Collecting a judgment: Persistence pays off
The association’s attorney has worked diligently to obtain a judgment against a delinquent homeowner. What can be done to ensure that the association gets paid? Is all hope lost if the judgment is initially not collectible?
The inability to immediately collect on personal judgments against delinquent homeowners is a major setback for associations and becoming more common in light of the current state of the economy, with unemployment rates at unprecedented levels and fewer homeowners having extra cash sitting in their bank and brokerage accounts. However, periodic follow-ups on files deemed initially non-collectible often result in favorable outcomes for associations.
Once a judgment has been entered, the association’s attorney must determine the most efficient, timely and economical manner to collect the amount owed. The most common methods of collecting a judgment include requesting a garnishment of a homeowner’s wages (‘continuing writ of garnishment’) or funds being held in their bank/brokerage account(s) (‘bank writ’).
A bank writ is a feasible option if the association can locate identifying bank information from a homeowner, such as a check copy. It is recommended that the association or its management company retain check images or copies from homeowners to ensure that this information is readily available if needed. Once a bank writ is prepared, it is served on the bank (referred to as the garnishee in these proceedings) which then has 10 days to file a response indicating whether there are any funds being held by them on behalf of the homeowner. If so, the funds are immediately “frozen” until such time as the writ is released by the association or ordered by the court. A copy of the writ is then served on the homeowner. If no objection is filed by the homeowner, the bank releases the funds to the court who then disburses the funds to the association.

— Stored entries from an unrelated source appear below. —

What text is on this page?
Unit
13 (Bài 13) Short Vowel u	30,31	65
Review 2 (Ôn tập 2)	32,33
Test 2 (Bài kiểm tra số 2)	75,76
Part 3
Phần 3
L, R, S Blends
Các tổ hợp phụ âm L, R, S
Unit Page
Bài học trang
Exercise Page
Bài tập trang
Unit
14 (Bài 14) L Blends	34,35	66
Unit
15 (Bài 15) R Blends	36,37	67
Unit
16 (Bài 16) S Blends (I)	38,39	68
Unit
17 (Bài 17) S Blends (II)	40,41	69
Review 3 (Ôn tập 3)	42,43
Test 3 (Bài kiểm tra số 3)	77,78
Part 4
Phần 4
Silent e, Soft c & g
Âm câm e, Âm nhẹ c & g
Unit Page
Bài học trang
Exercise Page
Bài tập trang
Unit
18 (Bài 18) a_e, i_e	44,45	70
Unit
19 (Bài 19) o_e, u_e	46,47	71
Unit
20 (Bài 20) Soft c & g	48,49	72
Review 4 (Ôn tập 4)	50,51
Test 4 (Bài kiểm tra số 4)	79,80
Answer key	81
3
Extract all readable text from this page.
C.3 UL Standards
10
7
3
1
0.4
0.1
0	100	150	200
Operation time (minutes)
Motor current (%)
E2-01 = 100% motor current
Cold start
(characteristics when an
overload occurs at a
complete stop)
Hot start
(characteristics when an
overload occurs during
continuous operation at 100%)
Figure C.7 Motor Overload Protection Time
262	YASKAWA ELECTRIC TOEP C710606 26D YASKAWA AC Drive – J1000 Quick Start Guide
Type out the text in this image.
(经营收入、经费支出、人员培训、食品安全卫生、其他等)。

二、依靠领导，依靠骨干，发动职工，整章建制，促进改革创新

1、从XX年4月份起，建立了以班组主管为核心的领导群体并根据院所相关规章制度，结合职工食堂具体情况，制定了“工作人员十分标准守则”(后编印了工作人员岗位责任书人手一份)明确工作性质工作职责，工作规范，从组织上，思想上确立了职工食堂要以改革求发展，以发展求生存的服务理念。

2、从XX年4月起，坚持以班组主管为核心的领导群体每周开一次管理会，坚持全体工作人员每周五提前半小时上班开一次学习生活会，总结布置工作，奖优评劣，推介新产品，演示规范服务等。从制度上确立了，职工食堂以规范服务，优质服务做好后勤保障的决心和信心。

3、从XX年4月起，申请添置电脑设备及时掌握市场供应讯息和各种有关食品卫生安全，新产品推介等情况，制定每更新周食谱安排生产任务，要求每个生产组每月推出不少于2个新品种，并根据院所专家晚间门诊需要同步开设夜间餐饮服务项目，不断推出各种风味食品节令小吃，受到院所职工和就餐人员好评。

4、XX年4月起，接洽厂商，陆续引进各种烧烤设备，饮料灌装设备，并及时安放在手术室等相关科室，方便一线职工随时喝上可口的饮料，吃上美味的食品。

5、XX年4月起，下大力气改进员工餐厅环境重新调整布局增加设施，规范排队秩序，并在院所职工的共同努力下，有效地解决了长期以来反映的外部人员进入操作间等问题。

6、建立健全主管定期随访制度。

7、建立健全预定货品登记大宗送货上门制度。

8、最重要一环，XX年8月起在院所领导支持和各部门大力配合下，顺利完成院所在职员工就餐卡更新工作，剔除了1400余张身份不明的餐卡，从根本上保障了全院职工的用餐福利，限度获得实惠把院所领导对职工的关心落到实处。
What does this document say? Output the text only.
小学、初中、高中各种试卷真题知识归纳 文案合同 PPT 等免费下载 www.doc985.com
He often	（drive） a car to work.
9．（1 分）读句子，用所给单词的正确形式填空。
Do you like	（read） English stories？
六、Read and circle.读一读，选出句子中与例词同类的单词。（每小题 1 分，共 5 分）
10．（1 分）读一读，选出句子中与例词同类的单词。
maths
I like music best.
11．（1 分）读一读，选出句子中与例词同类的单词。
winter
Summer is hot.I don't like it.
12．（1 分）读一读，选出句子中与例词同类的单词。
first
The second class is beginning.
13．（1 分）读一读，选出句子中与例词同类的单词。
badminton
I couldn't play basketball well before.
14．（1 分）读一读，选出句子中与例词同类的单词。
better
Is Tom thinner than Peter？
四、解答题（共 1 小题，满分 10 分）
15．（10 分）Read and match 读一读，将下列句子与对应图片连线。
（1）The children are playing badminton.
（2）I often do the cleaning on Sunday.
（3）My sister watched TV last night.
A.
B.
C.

Another method of collecting on a judgment, if the homeowner’s current employer can be identified, is by serving a Continuing Writ of Garnishment on their employer. Assuming that the homeowner remains employed, up to twenty-five percent of their wages are disbursed to and retained by the association until such time as the association’s judgment is paid in full.
So what happens if a homeowner’s bank information or current place of employment cannot be located? The association can serve Interrogatories on the delinquent homeowners. These are written questions requesting information about the homeowner’s assets, including bank accounts and brokerage/investment accounts, and current place(s) of employment. A homeowner is required to answer the interrogatories completely and under oath within ten days. If the homeowner fails to answer the interrogatories or answers them incompletely, they may subsequently be held in contempt of court which may result in the court assessing fines or even ordering the incarceration of the homeowner.
In some cases, the association may not be able to obtain any information about a homeowner’s assets and/or current place of employment, even after a contempt citation has been issued. As a general rule, it is our recommendation that these accounts not be “written-off”. For a nominal charge, it is recommended that we follow-up on these accounts every four to six months. A follow-up oftentimes results in us discovering the following critical information:
- That the delinquent homeowner is now currently employed enabling us to garnish their wages
- That a previously filed bankruptcy has been discharged or, better yet, dismissed
- A current, valid address for a homeowner where interrogatories can be served
Although we recommend at least two follow-ups, each collection file should be analyzed on a case by case basis to ensure that a collection matter is being handled as efficiently and economically as possible. The association may also want to consider a receivership or foreclosure as an option to collect the outstanding debt; these remedies will be discussed in future articles.